[erlang-questions] very large key lookup

Scott Lystig Fritchie fritchie@REDACTED
Mon Sep 25 22:16:20 CEST 2006


>>>>> "uw" == Ulf Wiger \(TN/EAB\) <Ulf> writes:

uw> ... but I fail to find how to efficiently match binaries in a
uw> match spec. This is a shame.

I've looked for such a thing, too, but haven't found it.  The only
efficient match spec is an equality/inequality test of the entire
binary.

My only guess for the omission is that the ETS & Mnesia match spec
stuff was implemented well before the introduction of the binary data
type.  Correct, or at least near the mark?

I've been wanting something more than the ability to use hd() and tl()
in the match spec.  If you don't know exactly how long the list is,
however, other options within the confines of the match spec language
are hard/impossible? to find.

I briefly contemplated a chain of boolean or clauses testing hd('$1'),
hd(tl('$1')), hd(tl(tl('$1'))), ... etc.  I confess that I didn't
actually test doing that, but the mere thought of doing it 30 or 40
times seemed quite repulsive.  (And my app doesn't always guarantee a
max list length of 30 or 40, so I'd be vulnerable to a miss anyway.)

I've seen conflicting results when using mnesia:select between the two
constructs when the 'sec_attr' attribute has a secondary index defined
on it.  (This is off the top of my head, beware of typos.)

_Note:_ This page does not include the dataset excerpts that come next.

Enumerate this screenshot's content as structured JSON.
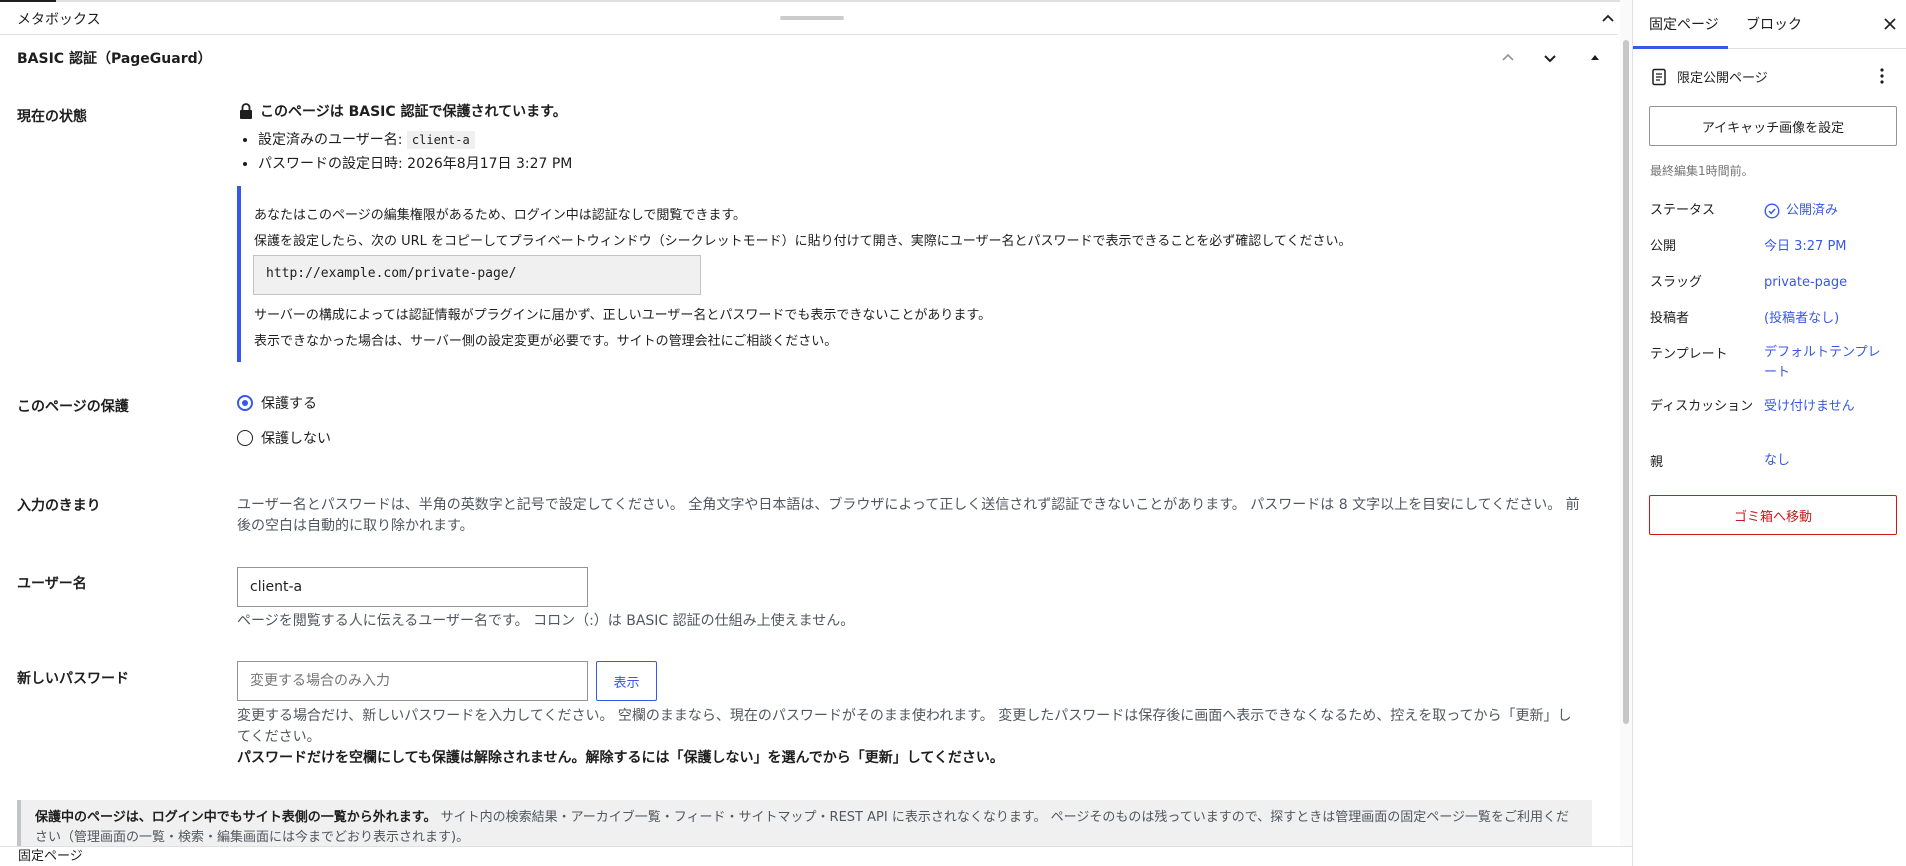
{
  "metabox": {
    "title": "メタボックス"
  },
  "postbox": {
    "title": "BASIC 認証（PageGuard）"
  },
  "status": {
    "label": "現在の状態",
    "heading": "このページは BASIC 認証で保護されています。",
    "user_prefix": "設定済みのユーザー名:",
    "user_value": "client-a",
    "date_line": "パスワードの設定日時: 2026年8月17日 3:27 PM"
  },
  "notice": {
    "line1": "あなたはこのページの編集権限があるため、ログイン中は認証なしで閲覧できます。",
    "line2": "保護を設定したら、次の URL をコピーしてプライベートウィンドウ（シークレットモード）に貼り付けて開き、実際にユーザー名とパスワードで表示できることを必ず確認してください。",
    "url": "http://example.com/private-page/",
    "line3": "サーバーの構成によっては認証情報がプラグインに届かず、正しいユーザー名とパスワードでも表示できないことがあります。",
    "line4": "表示できなかった場合は、サーバー側の設定変更が必要です。サイトの管理会社にご相談ください。"
  },
  "protection": {
    "label": "このページの保護",
    "options": [
      "保護する",
      "保護しない"
    ],
    "selected": "保護する"
  },
  "rules": {
    "label": "入力のきまり",
    "text": "ユーザー名とパスワードは、半角の英数字と記号で設定してください。 全角文字や日本語は、ブラウザによって正しく送信されず認証できないことがあります。 パスワードは 8 文字以上を目安にしてください。 前後の空白は自動的に取り除かれます。"
  },
  "username": {
    "label": "ユーザー名",
    "value": "client-a",
    "help": "ページを閲覧する人に伝えるユーザー名です。 コロン（:）は BASIC 認証の仕組み上使えません。"
  },
  "password": {
    "label": "新しいパスワード",
    "placeholder": "変更する場合のみ入力",
    "show_label": "表示",
    "help": "変更する場合だけ、新しいパスワードを入力してください。 空欄のままなら、現在のパスワードがそのまま使われます。 変更したパスワードは保存後に画面へ表示できなくなるため、控えを取ってから「更新」してください。",
    "warning": "パスワードだけを空欄にしても保護は解除されません。解除するには「保護しない」を選んでから「更新」してください。"
  },
  "bottom_notice": {
    "bold": "保護中のページは、ログイン中でもサイト表側の一覧から外れます。",
    "text": " サイト内の検索結果・アーカイブ一覧・フィード・サイトマップ・REST API に表示されなくなります。 ページそのものは残っていますので、探すときは管理画面の固定ページ一覧をご利用ください（管理画面の一覧・検索・編集画面には今までどおり表示されます)。"
  },
  "footer": {
    "breadcrumb": "固定ページ"
  },
  "sidebar": {
    "tabs": [
      "固定ページ",
      "ブロック"
    ],
    "page_type": "限定公開ページ",
    "featured_image": "アイキャッチ画像を設定",
    "last_edited": "最終編集1時間前。",
    "rows": [
      {
        "label": "ステータス",
        "value": "公開済み"
      },
      {
        "label": "公開",
        "value": "今日 3:27 PM"
      },
      {
        "label": "スラッグ",
        "value": "private-page"
      },
      {
        "label": "投稿者",
        "value": "(投稿者なし)"
      },
      {
        "label": "テンプレート",
        "value": "デフォルトテンプレート"
      },
      {
        "label": "ディスカッション",
        "value": "受け付けません"
      },
      {
        "label": "親",
        "value": "なし"
      }
    ],
    "trash": "ゴミ箱へ移動"
  },
  "colors": {
    "accent": "#3858e9",
    "danger": "#cc1818"
  }
}
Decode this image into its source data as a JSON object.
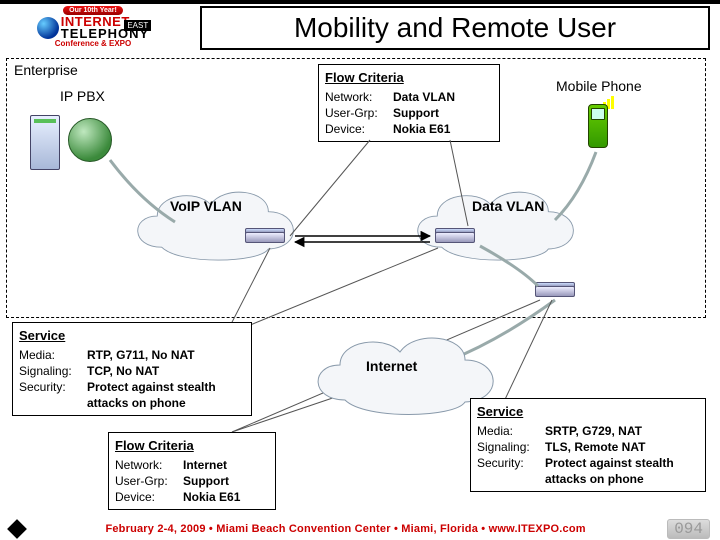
{
  "logo": {
    "banner": "Our 10th Year!",
    "brand_top": "INTERNET",
    "brand_bot": "TELEPHONY",
    "sub": "Conference & EXPO",
    "east": "EAST"
  },
  "title": "Mobility and Remote User",
  "enterprise_label": "Enterprise",
  "ip_pbx_label": "IP PBX",
  "mobile_phone_label": "Mobile Phone",
  "voip_vlan_label": "VoIP VLAN",
  "data_vlan_label": "Data VLAN",
  "internet_label": "Internet",
  "flow_top": {
    "heading": "Flow Criteria",
    "network_k": "Network:",
    "network_v": "Data VLAN",
    "usergrp_k": "User-Grp:",
    "usergrp_v": "Support",
    "device_k": "Device:",
    "device_v": "Nokia E61"
  },
  "flow_bottom": {
    "heading": "Flow Criteria",
    "network_k": "Network:",
    "network_v": "Internet",
    "usergrp_k": "User-Grp:",
    "usergrp_v": "Support",
    "device_k": "Device:",
    "device_v": "Nokia E61"
  },
  "service_left": {
    "heading": "Service",
    "media_k": "Media:",
    "media_v": "RTP, G711, No NAT",
    "sig_k": "Signaling:",
    "sig_v": "TCP, No NAT",
    "sec_k": "Security:",
    "sec_v": "Protect against stealth attacks on phone"
  },
  "service_right": {
    "heading": "Service",
    "media_k": "Media:",
    "media_v": "SRTP, G729, NAT",
    "sig_k": "Signaling:",
    "sig_v": "TLS, Remote NAT",
    "sec_k": "Security:",
    "sec_v": "Protect against stealth attacks on phone"
  },
  "footer": {
    "text": "February 2-4, 2009 • Miami Beach Convention Center • Miami, Florida • www.ITEXPO.com",
    "slide_no": "094"
  }
}
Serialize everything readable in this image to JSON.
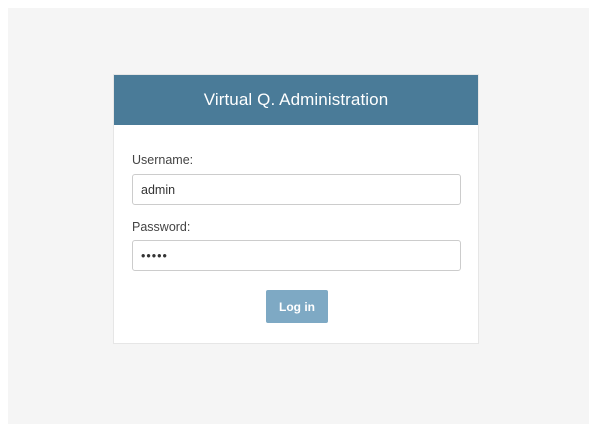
{
  "login": {
    "title": "Virtual Q. Administration",
    "username_label": "Username:",
    "username_value": "admin",
    "password_label": "Password:",
    "password_value": "•••••",
    "submit_label": "Log in"
  },
  "colors": {
    "header_bg": "#4a7b98",
    "button_bg": "#7ea9c4",
    "page_bg": "#f5f5f5"
  }
}
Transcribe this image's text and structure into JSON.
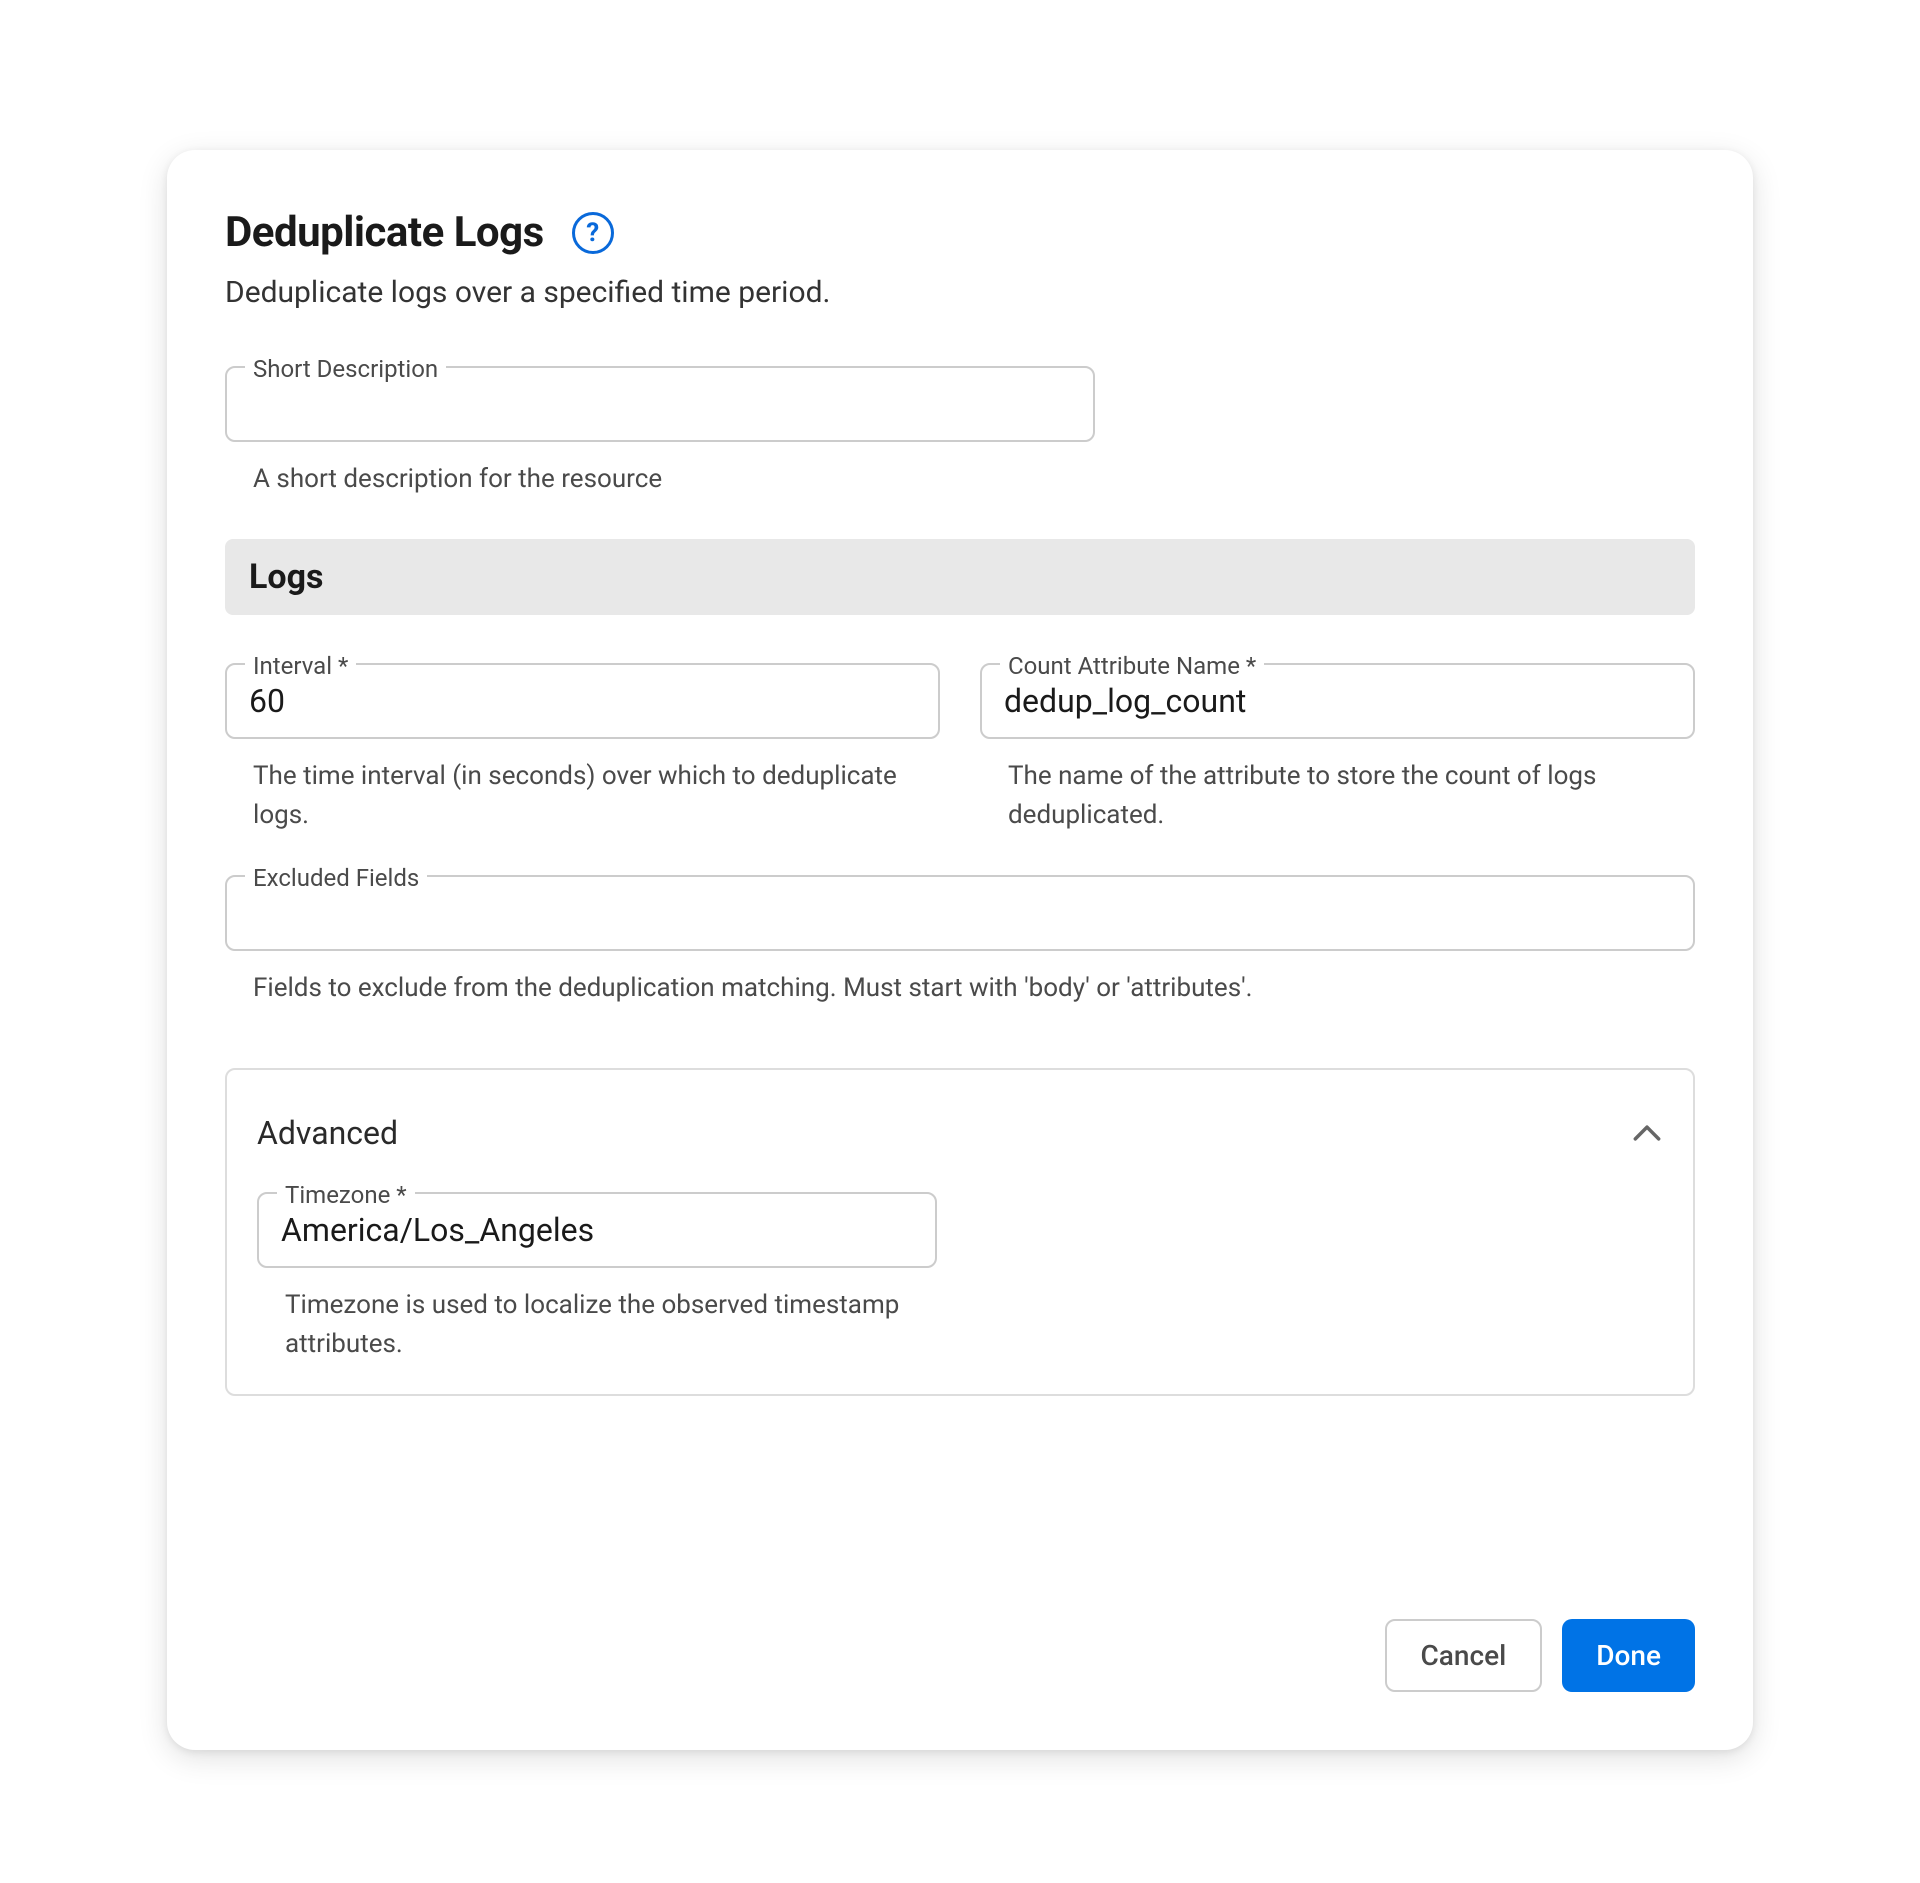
{
  "dialog": {
    "title": "Deduplicate Logs",
    "subtitle": "Deduplicate logs over a specified time period."
  },
  "fields": {
    "shortDescription": {
      "label": "Short Description",
      "value": "",
      "helper": "A short description for the resource"
    },
    "interval": {
      "label": "Interval *",
      "value": "60",
      "helper": "The time interval (in seconds) over which to deduplicate logs."
    },
    "countAttribute": {
      "label": "Count Attribute Name *",
      "value": "dedup_log_count",
      "helper": "The name of the attribute to store the count of logs deduplicated."
    },
    "excludedFields": {
      "label": "Excluded Fields",
      "value": "",
      "helper": "Fields to exclude from the deduplication matching. Must start with 'body' or 'attributes'."
    },
    "timezone": {
      "label": "Timezone *",
      "value": "America/Los_Angeles",
      "helper": "Timezone is used to localize the observed timestamp attributes."
    }
  },
  "sections": {
    "logs": "Logs",
    "advanced": "Advanced"
  },
  "buttons": {
    "cancel": "Cancel",
    "done": "Done"
  }
}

    match spec                                guard list
    #some_record{sec_attr = 42,   _ = '_'}      []
    #some_record{sec_attr = '$1', _ = '_'}      [{'=:=', '$1', 42}]
    
I haven't found a pattern to this, and I've been pressed for time
lately, so I'm ignoring it for now.  If/when I get enough info to
pester the list, I will.  :-)

In a 'set' table with 800K or so #some_record entries, and a secondary
index on 'sec_attr'(*), the table load time is the killer: a 2.8GHz
Opteron box takes over 5 minutes to load it.  Without the index, 30-40
seconds.  That load time is not a good thing.  I could fragment the
table, but that wouldn't change the overall load time much.  :-(  So,
I'll be doing the indexing for that attribute myself.

-Scott

(*) There are about 100 unique value for that attribute, so an 800K
entry table would have approx. 8K entries per 'bag' entry for the
secondary index.  So I'm not surprised it's slow.